Korban jiwa akibat runtuhnya sebuah sekolah di Indonesia telah meningkat menjadi 54, menurut otoritas, dengan tim penyelamat masih mencari lebih dari selusin orang yang hilang.
Ratusan santri, kebanyakan remaja laki-laki, tengah berkumpul untuk berdoa di pesantren Al Khoziny di Jawa Timur ketika bangunan itu ambruk pada hari Senin lalu saat sedang menjalani renovasi.
Badan Penanggulangan Bencana Indonesia menyatakan ini merupakan bencana paling mematikan di negara ini tahun ini. Tim penyelamat diperkirakan akan menyelesaikan pencarian terhadap 13 korban yang masih tertimbun reruntuhan menjelang akhir hari ini.
Penyelidik masih mendalami penyebab keruntuhan tersebut. Sejumlah pejabat menyebutkan bangunan dua lantai itu roboh karena fondasinya tidak stabil.
“Dari semua bencana di tahun 2025, baik yang alamiah maupun tidak, belum ada korban jiwa sebanyak yang terjadi di Sidoarjo,” ujar Budi Irawan, seorang deputi di badan penanggulangan bencana, dalam sebuah konferensi pers.
Jumlah korban itu termasuk setidaknya dua orang yang berhasil dievakuasi dari puing-puing namun kemudian meninggal dunia di rumah sakit.
Al Khoziny merupakan pesantren tradisional di Indonesia. Banyak pesantren beroperasi secara informal, tanpa regulasi yang ketat atau pemantauan yang konsisten. Tidak jelas apakah Al Khoziny memiliki izin untuk melakukan pembangunan tambahan.
Operasi pencarian dan penyelamatan sempat menghadapi tantangan due tata cara bangunan tersebut runtuh, yang hanya menyisakan celah sempit bagi para penyelamat untuk bermanuver, menurut keterangan otoritas pekan lalu.

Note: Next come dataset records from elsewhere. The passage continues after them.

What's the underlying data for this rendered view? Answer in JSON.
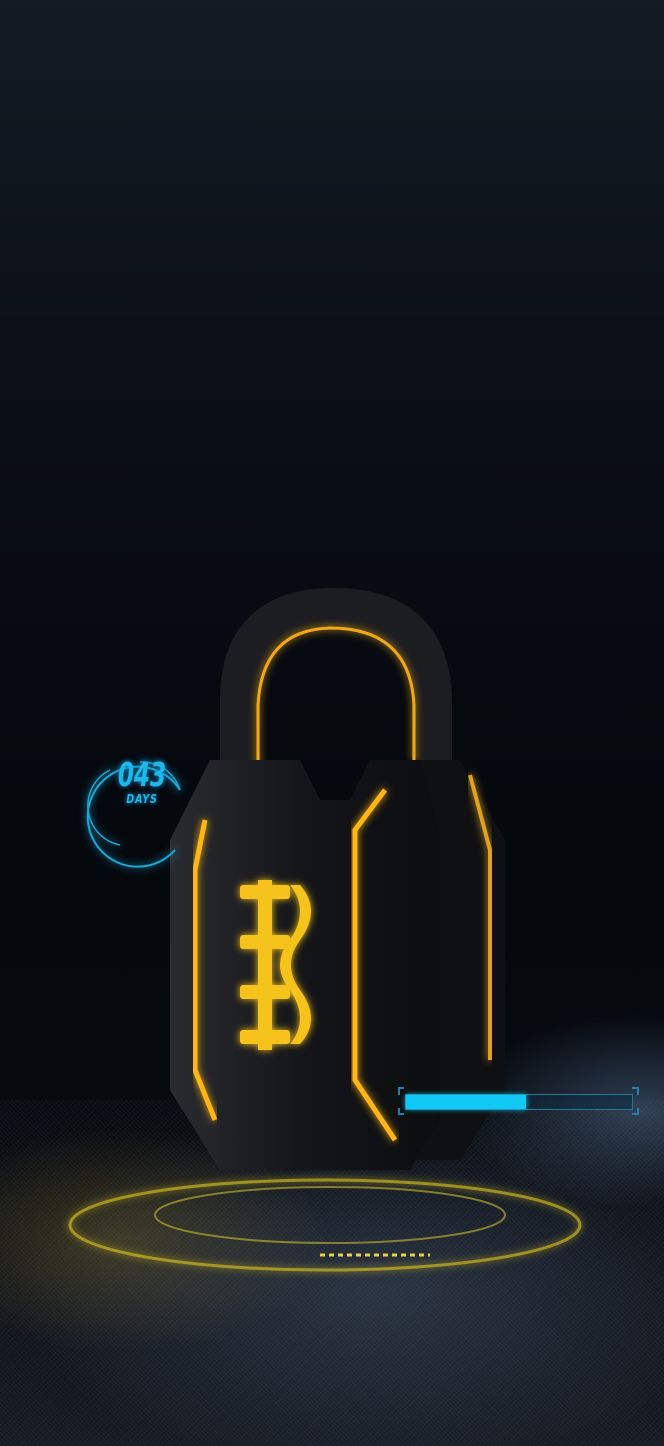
{
  "hud": {
    "counter_value": "043",
    "counter_unit": "DAYS",
    "progress_fraction": 0.53
  },
  "colors": {
    "accent_glow": "#ffc21a",
    "hud_cyan": "#12c8f5",
    "lock_body": "#16171a"
  },
  "icons": [
    "padlock-icon",
    "brand-logo-icon"
  ]
}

Sejumlah penyintas telah menceritakan pengalaman mereka melarikan diri yang mencekam kepada media lokal.
Muhammad Rijalul Qoib mengatakan kepada Detik News bahwa ia awalnya “mendengar suara batu berjatuhan”, yang “semakin lama semakin keras”.
Remaja 13 tahun itu langsung berlari ke pintu, dan meskipun berhasil lolos, ia terluka oleh puing-puing yang jatuh dari atap.